Il capo degli industriali porta il caso dei ritardi nella erogazione della cassa integrazione, «in gran parte anticipata dalle imprese» (accusa diretta al presidente dell'Inps) o i tempi lunghi per la liquidità garantita dalle banche. Per questo il capo degli industriali chiede - li chiama così - «gesti simbolici» al governo: restituire i 3,4 miliardi di accise sull'energia che una sentenza della Cassazione imporrebbe di restituire; accelerare i tempi per il pagamento dei debiti della pubblica amministrazione; accelerare la restituzione dei crediti Iva, per i quali normalmente le aziende attendono sessanta mesi.

 

Le ultime decisioni dell'Europa sono «un'occasione storica» da non sprecare. Francia e Germania hanno accettato di mobilitare ciò che rifiutarono nel 2008 e nel 2011. Secondo i calcoli di Confindustria l'Italia avrà a disposizione misure pari a un quarto del suo Pil. Invoca l'uso delle risorse del Mes, sconsiglia - come invece propone il numero uno di Intesa Carlo Messina - l'indebitamento con emissioni nazionali, perché ricorrere a titoli esentasse aggraverebbe l'accumulazione di risparmi che vanno dirottati verso le imprese.

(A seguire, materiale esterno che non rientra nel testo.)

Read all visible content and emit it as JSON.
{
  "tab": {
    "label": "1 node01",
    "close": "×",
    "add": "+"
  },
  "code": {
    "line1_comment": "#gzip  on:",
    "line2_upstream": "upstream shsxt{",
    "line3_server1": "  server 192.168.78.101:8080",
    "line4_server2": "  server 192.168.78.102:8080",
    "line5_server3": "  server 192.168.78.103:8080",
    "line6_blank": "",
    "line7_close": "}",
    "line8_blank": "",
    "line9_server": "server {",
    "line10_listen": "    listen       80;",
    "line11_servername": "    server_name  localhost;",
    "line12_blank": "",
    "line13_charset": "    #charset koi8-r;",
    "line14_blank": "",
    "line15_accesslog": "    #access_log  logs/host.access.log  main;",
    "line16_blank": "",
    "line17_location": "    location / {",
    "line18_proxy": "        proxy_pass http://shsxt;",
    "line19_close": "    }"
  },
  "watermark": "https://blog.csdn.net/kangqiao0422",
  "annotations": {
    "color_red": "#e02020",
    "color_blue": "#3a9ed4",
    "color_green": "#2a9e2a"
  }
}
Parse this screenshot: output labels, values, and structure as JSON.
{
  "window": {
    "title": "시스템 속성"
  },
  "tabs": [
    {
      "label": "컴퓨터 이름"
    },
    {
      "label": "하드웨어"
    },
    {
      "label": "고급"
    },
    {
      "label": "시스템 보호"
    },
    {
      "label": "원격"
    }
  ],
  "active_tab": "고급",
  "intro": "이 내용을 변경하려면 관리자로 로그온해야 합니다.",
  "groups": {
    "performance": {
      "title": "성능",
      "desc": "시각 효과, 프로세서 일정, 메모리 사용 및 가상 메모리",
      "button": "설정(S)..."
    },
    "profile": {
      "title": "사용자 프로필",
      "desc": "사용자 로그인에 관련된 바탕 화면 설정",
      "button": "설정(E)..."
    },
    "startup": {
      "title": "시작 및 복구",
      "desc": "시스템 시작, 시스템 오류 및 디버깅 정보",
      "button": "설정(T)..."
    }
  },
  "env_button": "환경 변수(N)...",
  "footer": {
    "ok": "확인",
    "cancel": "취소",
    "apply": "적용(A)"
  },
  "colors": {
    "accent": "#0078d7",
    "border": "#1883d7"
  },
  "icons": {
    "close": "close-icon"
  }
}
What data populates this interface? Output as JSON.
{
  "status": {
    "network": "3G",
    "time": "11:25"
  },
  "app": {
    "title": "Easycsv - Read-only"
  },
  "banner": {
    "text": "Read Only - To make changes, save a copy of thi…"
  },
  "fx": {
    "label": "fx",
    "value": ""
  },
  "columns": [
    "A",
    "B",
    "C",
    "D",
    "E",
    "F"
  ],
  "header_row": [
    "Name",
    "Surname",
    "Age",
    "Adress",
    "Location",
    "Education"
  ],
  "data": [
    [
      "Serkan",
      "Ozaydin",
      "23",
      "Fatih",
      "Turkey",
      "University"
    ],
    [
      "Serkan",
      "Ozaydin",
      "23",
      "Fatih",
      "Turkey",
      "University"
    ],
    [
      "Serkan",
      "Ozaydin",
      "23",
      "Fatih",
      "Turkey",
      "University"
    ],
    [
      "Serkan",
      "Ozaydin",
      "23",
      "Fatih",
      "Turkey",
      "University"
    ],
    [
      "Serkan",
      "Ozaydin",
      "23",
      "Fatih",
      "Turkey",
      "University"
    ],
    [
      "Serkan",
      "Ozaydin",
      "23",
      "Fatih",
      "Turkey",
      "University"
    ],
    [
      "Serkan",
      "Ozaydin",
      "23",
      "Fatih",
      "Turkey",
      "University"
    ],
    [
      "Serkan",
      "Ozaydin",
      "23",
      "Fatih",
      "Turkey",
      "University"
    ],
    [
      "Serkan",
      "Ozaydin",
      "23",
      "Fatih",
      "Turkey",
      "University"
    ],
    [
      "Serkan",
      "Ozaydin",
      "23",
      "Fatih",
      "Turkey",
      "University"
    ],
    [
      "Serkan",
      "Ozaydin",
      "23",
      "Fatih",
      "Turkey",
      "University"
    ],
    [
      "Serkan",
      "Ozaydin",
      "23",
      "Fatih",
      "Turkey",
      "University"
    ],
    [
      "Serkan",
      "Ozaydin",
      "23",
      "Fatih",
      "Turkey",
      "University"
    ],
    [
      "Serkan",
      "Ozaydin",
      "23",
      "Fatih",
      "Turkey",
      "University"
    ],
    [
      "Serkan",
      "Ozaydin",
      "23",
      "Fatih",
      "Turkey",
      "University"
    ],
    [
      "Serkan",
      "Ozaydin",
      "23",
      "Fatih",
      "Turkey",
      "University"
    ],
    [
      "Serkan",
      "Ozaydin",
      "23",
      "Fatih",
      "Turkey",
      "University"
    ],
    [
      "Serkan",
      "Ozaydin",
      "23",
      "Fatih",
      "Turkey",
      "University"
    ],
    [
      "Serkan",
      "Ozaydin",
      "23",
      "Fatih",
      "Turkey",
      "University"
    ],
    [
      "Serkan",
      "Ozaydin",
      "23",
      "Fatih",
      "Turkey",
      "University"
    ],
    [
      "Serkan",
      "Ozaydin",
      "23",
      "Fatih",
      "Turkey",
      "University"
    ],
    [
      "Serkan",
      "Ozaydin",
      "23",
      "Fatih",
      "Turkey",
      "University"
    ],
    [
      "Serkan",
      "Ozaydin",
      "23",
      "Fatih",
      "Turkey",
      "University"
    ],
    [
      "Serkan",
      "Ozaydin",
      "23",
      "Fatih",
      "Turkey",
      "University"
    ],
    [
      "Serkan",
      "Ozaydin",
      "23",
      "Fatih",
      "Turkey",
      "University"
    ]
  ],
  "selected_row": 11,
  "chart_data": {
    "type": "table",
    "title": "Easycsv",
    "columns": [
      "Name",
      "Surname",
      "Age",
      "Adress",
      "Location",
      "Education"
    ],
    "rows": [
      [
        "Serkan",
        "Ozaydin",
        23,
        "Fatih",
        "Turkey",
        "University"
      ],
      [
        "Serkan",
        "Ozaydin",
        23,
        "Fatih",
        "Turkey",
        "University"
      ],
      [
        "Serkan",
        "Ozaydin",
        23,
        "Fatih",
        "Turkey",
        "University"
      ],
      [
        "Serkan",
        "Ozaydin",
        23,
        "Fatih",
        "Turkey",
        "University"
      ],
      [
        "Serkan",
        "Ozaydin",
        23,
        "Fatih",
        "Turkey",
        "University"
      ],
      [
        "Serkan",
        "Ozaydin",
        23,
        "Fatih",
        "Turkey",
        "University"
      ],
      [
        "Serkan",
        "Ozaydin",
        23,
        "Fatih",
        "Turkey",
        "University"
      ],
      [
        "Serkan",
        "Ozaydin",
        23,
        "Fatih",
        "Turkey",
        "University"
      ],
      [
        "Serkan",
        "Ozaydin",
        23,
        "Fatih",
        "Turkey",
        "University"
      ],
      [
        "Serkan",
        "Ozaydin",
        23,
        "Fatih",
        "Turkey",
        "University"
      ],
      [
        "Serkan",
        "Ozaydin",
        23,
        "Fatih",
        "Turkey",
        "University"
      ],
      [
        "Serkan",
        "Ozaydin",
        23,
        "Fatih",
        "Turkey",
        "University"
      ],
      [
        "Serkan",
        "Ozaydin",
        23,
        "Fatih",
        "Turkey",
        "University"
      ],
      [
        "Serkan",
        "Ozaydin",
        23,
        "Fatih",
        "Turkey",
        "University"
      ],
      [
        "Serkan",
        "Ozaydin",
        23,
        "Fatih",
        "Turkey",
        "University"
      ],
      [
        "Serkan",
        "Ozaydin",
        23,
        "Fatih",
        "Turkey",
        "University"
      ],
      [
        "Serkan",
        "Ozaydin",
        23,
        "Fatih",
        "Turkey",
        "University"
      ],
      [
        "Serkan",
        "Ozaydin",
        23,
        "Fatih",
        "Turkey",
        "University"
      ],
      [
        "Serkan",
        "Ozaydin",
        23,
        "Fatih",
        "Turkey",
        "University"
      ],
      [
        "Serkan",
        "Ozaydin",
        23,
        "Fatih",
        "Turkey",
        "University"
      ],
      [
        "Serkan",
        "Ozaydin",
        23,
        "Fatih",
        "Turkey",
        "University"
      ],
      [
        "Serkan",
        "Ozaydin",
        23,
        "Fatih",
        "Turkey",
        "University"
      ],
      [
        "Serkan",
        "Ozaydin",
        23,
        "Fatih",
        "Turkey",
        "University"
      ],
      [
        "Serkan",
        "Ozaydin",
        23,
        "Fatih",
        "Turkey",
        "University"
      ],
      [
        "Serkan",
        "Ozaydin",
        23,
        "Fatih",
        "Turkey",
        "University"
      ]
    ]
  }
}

carlo messina carlo messina

 

Bonomi insiste nel dire che avrebbe voluto vedere il governo impegnato in un "cronoprogramma", «una seria valutazione ex ante delle priorità», non una lista generica di riforme, dal fisco agli ammortizzatori sociali. In attesa di maggior concretezza Bonomi indica tre obiettivi strategici che spera diventino anche quelli del governo. Il primo è la produttività, «di cui in Italia non parla più nessuno da venticinque anni».

 

Poca produttività significa imprese più piccole, meno patrimonializzate, minori investimenti. Occorre un governo capace di visione: politiche attive del lavoro che evitino l'abbraccio mortale del reddito di cittadinanza (qui il riferimento è alla gestione fallimentare di Mimmo Parisi), un piano digitale che ci schiodi dall'essere il quartultimo Paese europeo per l'economia digitale. Ma soprattutto: una spesa pubblica migliore e un piano per la riduzione del debito pubblico. Perché il paracadute della Banca centrale europea - oggi il principale acquirente del debito italiano - non resterà aperto all'infinito. E il giorno in cui si chiuderà rischiamo di precipitare nel vuoto.